La politique juridictionnelle concerne également la lutte contre les violences faites aux femmes. Le président rappelle ainsi que le 2 juillet dernier, un protocole a été signé pour la mise en œuvre de l’ordonnance de protection en Seine-Saint-Denis entre le tribunal, le barreau, le conseil départemental, la chambre départementale des huissiers de justice et quatre associations intervenantes sur le département. Le 20 octobre, un protocole sur le bracelet anti-rapprochement sera signé.
La politique juridictionnelle porte enfin sur le contentieux des mineurs « qui nécessite une symbiose parfaite entre le siège et le parquet », qui « portent ensemble et de manière concertée la voix de la juridiction dans les politiques publiques spécifiques aux mineurs, qu’il s’agisse du protocole relatif à la lutte contre la prostitution des mineurs, de l’évaluation et de la prise en charge des mineurs non accompagnés, du suivi des enfants de retour de zone de guerre et, particulièrement cette année 2021, de la préparation à la mise en œuvre du Code de justice pénale des mineurs », a précisé le président.

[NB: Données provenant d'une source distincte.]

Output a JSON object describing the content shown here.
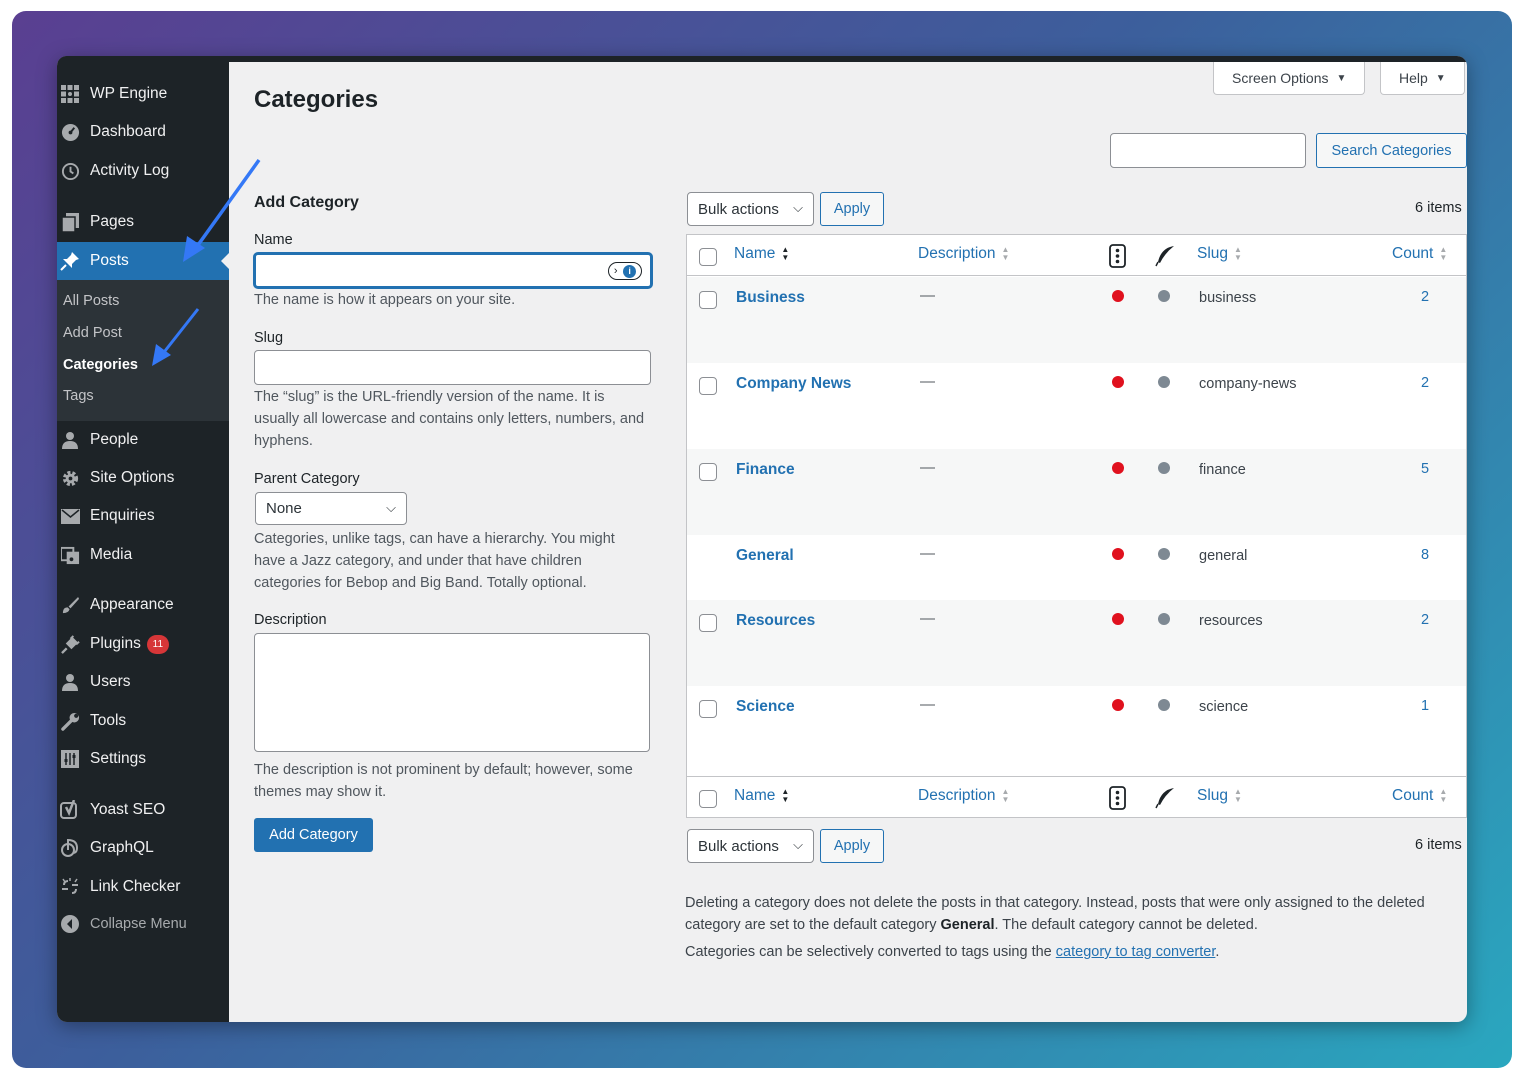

Par ailleurs, l’objectif d’une justice acceptée et apaisée tant en matière civile que pénale passe par la signature, le 5 octobre dernier, « de la charte de la médiation familiale avec le bâtonnier Amine Ghenim et les représentants des associations de médiation, partenaires de la juridiction, visant à l’objectivation des bonnes pratiques mises en place et à leur développement ».
Enfin, le président a attiré l’attention sur la nécessité d’une justice de proximité, une mission endossée par le pôle de proximité de la Seine-Saint-Denis, « communauté de travail sur huit sites distincts, sans oublier ici le maillage que constitue nos maisons de Justice et du Droit et notre investissement dans les maisons France service ».
Des défis forts, mais une juridiction innovante et en pleine mutation, voici désormais l’environnement de travail d’Eric Mathais.